It took some time for No. 2 Oregon acrobatics and tumbling to find its groove — three events, in fact. Once it settled in, though, the machine wasn’t stopping in the Ducks’ 267.325-242.880 victory over Missouri State University.
On the road in Springfield, the Ducks (1-0) assembled a comprehensive season opener despite a six-element acro fall and low compulsory acro scores. Sophomores Angelica Martin and Cassidy Cu combined for a pair of 9.85 scores in acro before a 29.7-point pyramid event established a five-point halftime lead. They didn’t look back, and Missouri State fell further behind after struggling to execute in toss. Oregon didn’t particularly need the team event to secure its first win of the 2026 season and posted a pair of falls there, but cruised past the Bears regardless.
The Ducks’ compulsory openers were close to perfect. Aside from some synchronization struggles in compulsory acro and a 9.3 score there, little was out of place in what’s generally a warmup for teams. Tops Selah Bell and Kamryn Horiuchi took over in the toss event, where the Ducks scored 9.85. Missouri State, meanwhile, struggled to add sticks in running tumbling and scored just 7.85 in the heat.
Martin and Cu also introduced a brand-new five-element-acro skill in their freshman year, but didn’t compete it in the same slot on Sunday. Instead, the two combined for a simplified combination in the five-element heat before entering their reverse-planche skill in the seven-element heat with an added pike and reverse dismount to get to the point value and necessary skill total. They scored 9.85 in both five and seven-element.
That pair of scores, plus a 7.9 from the Bears’ six-element group, helped offset the Ducks’ first mistake of the day. In Oregon’s six-element acro, top Mari Fukutomi and base Charlotte Lippa combined for a fall in the first skill combination of the heat. They recovered to complete the rest of the skills, and there were few issues with the other group in the synchronized heat, but a 7.6 was easily the Ducks’ lowest heat score of the day.
One of Oregon’s three event titles in 2025 came from the open pyramid, anchored by bases Blessyn McMorris and Bella Swarthout. The latter, though, is out for the 2026 season. In her place was base/tumbler Ashlynn Parlett, who stepped in and helped deliver a 9.95.
The prior two heats of Oregon’s pyramid event passed with minimal issues, including a synchronized heat featuring Fukutomi and Bell — this time with no falls — that scored 9.85 and a 9.9 inverted pyramid with few problems. The result was a 29.7-point event which pushed the Ducks’ lead to five points at the break; that total is higher than all but one of their 2025 pyramid event totals.

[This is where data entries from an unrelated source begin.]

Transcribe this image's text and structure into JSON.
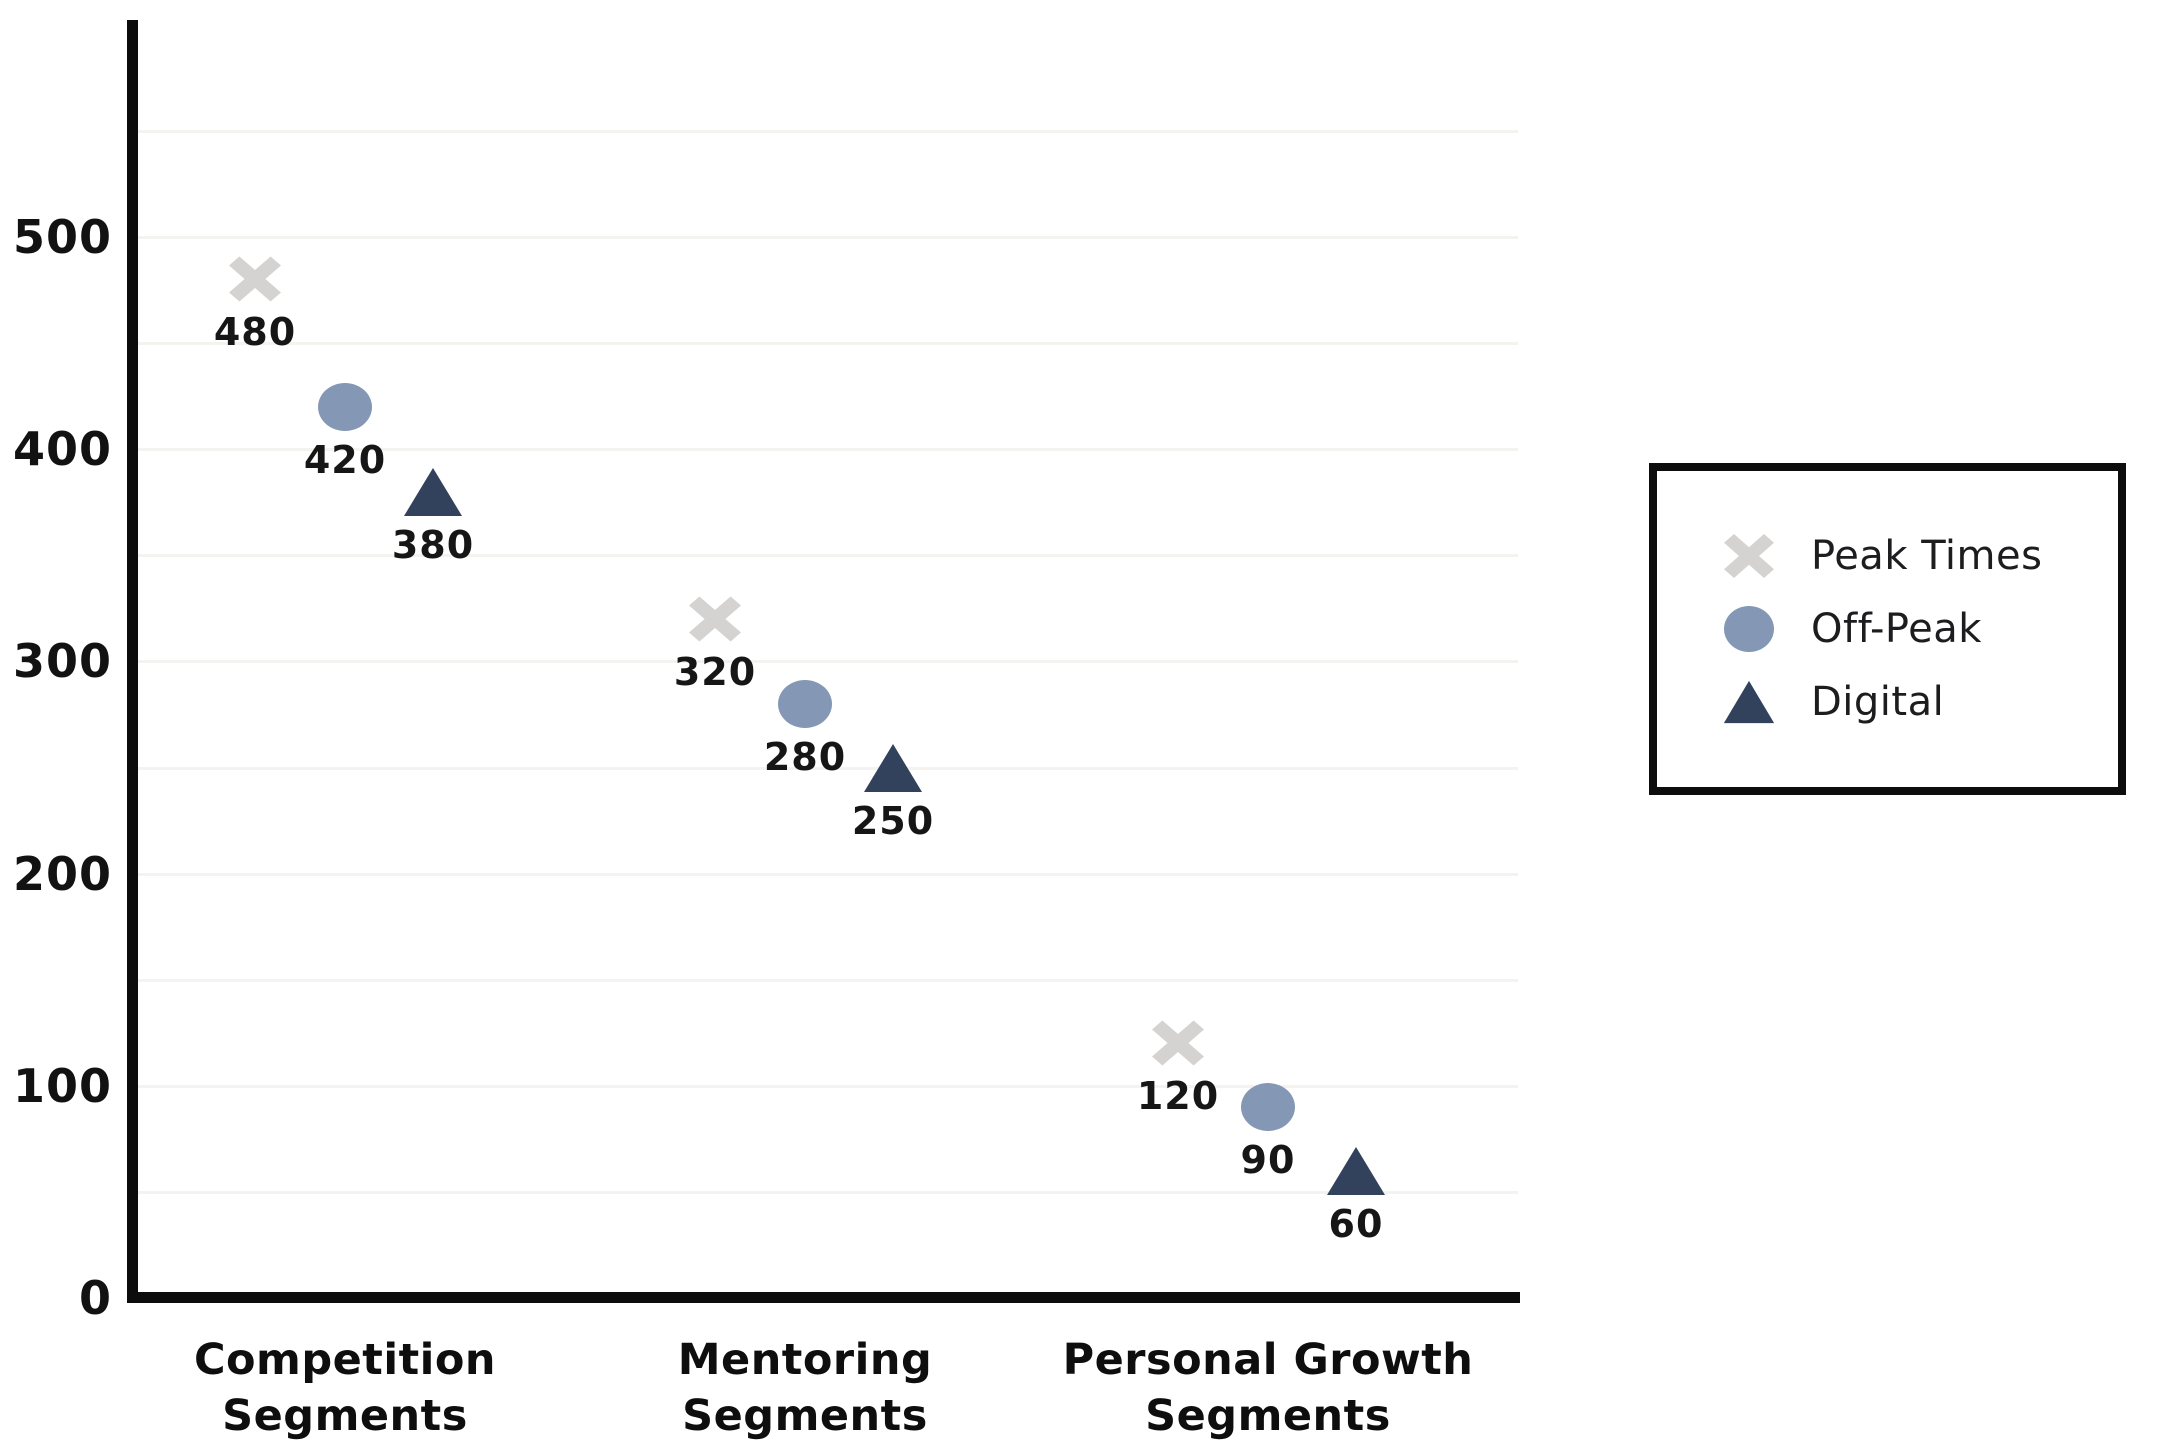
{
  "chart_data": {
    "type": "scatter",
    "title": "",
    "xlabel": "",
    "ylabel": "",
    "categories": [
      "Competition\nSegments",
      "Mentoring\nSegments",
      "Personal Growth\nSegments"
    ],
    "series": [
      {
        "name": "Peak Times",
        "marker": "x-marker",
        "color": "#d5d3d1",
        "values": [
          480,
          320,
          120
        ]
      },
      {
        "name": "Off-Peak",
        "marker": "circle-marker",
        "color": "#8497b5",
        "values": [
          420,
          280,
          90
        ]
      },
      {
        "name": "Digital",
        "marker": "triangle-marker",
        "color": "#32415c",
        "values": [
          380,
          250,
          60
        ]
      }
    ],
    "data_labels": [
      [
        "480",
        "320",
        "120"
      ],
      [
        "420",
        "280",
        "90"
      ],
      [
        "380",
        "250",
        "60"
      ]
    ],
    "y_ticks": [
      "0",
      "100",
      "200",
      "300",
      "400",
      "500"
    ],
    "y_tick_values": [
      0,
      100,
      200,
      300,
      400,
      500
    ],
    "ylim": [
      0,
      600
    ],
    "grid": {
      "visible": true,
      "interval": 50,
      "max": 550
    },
    "legend": {
      "position": "right",
      "border": true
    },
    "colors": {
      "axis": "#0c0c0c",
      "gridline": "#f4f3f0",
      "value_label": "#161616",
      "legend_text": "#1d1d1f",
      "background": "#ffffff"
    }
  }
}
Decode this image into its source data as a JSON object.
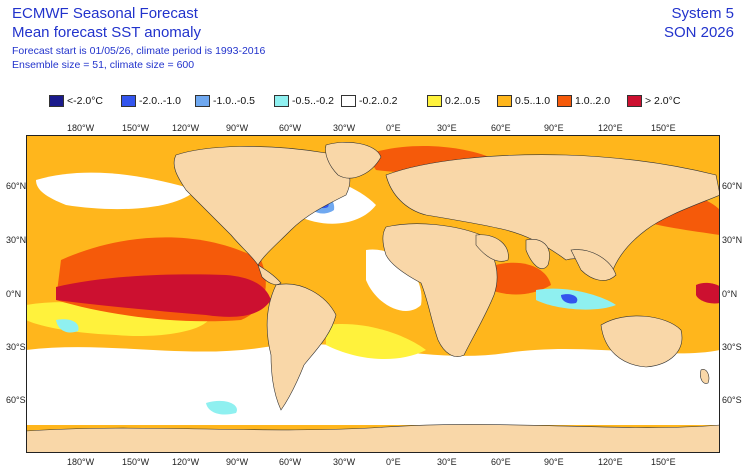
{
  "header": {
    "title": "ECMWF Seasonal Forecast",
    "subtitle": "Mean forecast SST anomaly",
    "forecast_info": "Forecast start is 01/05/26, climate period is 1993-2016",
    "ensemble_info": "Ensemble size = 51, climate size = 600",
    "system": "System 5",
    "season": "SON 2026"
  },
  "legend": [
    {
      "label": "<-2.0°C",
      "color": "#1a1a8c"
    },
    {
      "label": "-2.0..-1.0",
      "color": "#3355ee"
    },
    {
      "label": "-1.0..-0.5",
      "color": "#6fa8f0"
    },
    {
      "label": "-0.5..-0.2",
      "color": "#8ff0f0"
    },
    {
      "label": "-0.2..0.2",
      "color": "#ffffff"
    },
    {
      "label": "0.2..0.5",
      "color": "#fff23c"
    },
    {
      "label": "0.5..1.0",
      "color": "#ffb61c"
    },
    {
      "label": "1.0..2.0",
      "color": "#f55a0a"
    },
    {
      "label": "> 2.0°C",
      "color": "#cc1030"
    }
  ],
  "axes": {
    "lon_labels": [
      "180°W",
      "150°W",
      "120°W",
      "90°W",
      "60°W",
      "30°W",
      "0°E",
      "30°E",
      "60°E",
      "90°E",
      "120°E",
      "150°E"
    ],
    "lat_labels": [
      "60°N",
      "30°N",
      "0°N",
      "30°S",
      "60°S"
    ]
  },
  "land_color": "#f9d7a8"
}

A low catch to open the second half in the Ducks’ first toss heat was quickly wiped away by a series of struggles on the other side: Missouri State didn’t post a fall, but did have to shuffle its bases to catch the top in all three of its heats in the event and scored just 24.2 points. Bell entered as the top in Oregon’s open toss, but scored the team’s event-low: 9.05 (the other two heats scored 9.6 and 9.35). The Bears, though, averaged 8.07 points per heat and fell further behind.
Oregon’s stable of talented tumblers looks to continue to be its second half advantage after the Ducks recovered from synchronization issues in the duo pass to post strong trio (9.15) and quad (8.85) passes. The same rang true through Oregon’s three solo passes, where sophomores Carly Garcia (9.5), Morgan Willingham (9.8) and Briya Alvarado (9.775) combined to average 9.6 points across the individual heats.
Mistakes weren’t invisible in the Ducks’ first team event of the season: Cu and Martin missed a skill early in the event and tumbler Shea Barnes completed her pass but stumbled on the landing in the front left corner. Nyla Baynes fell on her tumbling pass — the only major mistake of the Bears’ event — but their 77.18 score wasn’t enough to overcome Oregon’s five-event lead and an 89.1 team event total.
The Ducks now return to Eugene, where they’ll wait two weeks for their home opener, against No. 3 Quinnipiac University.
Correction: Mari Fukutomi was the top involved in the Ducks’ six-element acro heat fall, not Kamryn Horiuchi. The story has been updated to reflect this change. The Emerald regrets this error.